Pour Thibault, qui est allé jusqu’à héberger son jeune collègue, la situation n’est plus possible. Tout va casser un soir. En plein coup de feu, le patron qui s’était enfin déplacé, entame la discussion. Mais pour remettre en cause les compétences de son futur manager. Pour lui, le service du soir s’était mal passé et la gestion s’était avérée catastrophique. Il reproche notamment la perte de 300 grammes de poulet. Rien quand on sait que la législation prévoit une perte de 5 % du stock. Mais au lieu de mettre un terme à la collaboration naissante, il propose à nouveau un CDD rémunéré au smic.

Colère et détresse de l’intéressé qui ne pourra même pas se reposer l’esprit. Le lendemain, c’est dimanche. Dans la soirée, un SMS l’avertit qu’il peut rester chez lui le lendemain. Fin de l’histoire.

« Ils ne veulent pas travailler ! »

« En fait, analyse Thibault, j’étais employé polyvalent. Dans la restauration, nous sommes toujours polyvalents. Mais en plus, j’avais la responsabilité de négocier les prix, de préparer les commandes, de m’occuper de la sécurité... »
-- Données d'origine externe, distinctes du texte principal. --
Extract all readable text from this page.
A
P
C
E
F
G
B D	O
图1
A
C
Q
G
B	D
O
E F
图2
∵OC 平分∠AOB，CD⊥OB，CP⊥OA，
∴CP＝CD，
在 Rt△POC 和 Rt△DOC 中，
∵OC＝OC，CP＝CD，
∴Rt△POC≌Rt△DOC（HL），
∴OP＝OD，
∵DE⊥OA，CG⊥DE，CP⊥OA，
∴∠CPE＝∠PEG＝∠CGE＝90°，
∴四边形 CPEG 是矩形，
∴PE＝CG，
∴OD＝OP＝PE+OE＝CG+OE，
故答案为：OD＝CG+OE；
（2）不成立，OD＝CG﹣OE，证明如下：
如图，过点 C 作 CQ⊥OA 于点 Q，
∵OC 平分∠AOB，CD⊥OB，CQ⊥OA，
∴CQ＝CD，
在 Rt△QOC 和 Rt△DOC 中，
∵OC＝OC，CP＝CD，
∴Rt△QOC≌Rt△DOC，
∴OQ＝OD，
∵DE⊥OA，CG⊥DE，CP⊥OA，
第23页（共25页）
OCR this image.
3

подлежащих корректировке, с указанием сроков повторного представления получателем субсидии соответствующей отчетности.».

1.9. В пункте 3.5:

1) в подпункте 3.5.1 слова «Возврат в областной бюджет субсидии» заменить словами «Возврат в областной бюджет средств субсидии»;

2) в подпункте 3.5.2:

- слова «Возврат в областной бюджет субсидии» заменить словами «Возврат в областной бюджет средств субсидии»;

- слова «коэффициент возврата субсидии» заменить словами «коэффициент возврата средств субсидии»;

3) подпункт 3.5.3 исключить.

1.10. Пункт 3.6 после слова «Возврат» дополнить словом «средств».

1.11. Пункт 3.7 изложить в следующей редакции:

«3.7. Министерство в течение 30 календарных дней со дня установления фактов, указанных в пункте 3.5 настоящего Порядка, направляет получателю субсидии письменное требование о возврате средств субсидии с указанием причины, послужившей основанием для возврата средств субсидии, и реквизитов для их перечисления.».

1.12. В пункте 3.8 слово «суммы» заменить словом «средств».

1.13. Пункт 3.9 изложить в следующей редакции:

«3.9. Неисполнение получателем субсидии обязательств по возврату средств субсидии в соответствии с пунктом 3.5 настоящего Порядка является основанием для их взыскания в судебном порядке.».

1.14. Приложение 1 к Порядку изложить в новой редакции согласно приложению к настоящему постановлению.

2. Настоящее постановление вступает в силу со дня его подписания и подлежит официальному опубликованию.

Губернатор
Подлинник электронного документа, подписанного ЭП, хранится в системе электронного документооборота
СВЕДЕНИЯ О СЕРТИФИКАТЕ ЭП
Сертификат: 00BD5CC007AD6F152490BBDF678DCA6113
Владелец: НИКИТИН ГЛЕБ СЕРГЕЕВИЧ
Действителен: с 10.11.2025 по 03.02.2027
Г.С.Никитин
Mais pour un salaire très inférieur à ce qui avait été convenu et avec des contrats précaires. Dans certains établissements de cette chaîne, on voit passer 40 employés par an alors que l’effectif moyen est de 15 salariés. Les cadences, les mauvaises conditions de travail et l’absence de perspective font fuir. Pour l’employeur, ce turn over ne s’explique que par le manque de volonté des jeunes « qui ne veulent pas travailler ». Au dernières nouvelles, Thibault n’a pas droit aux indemnités chômage.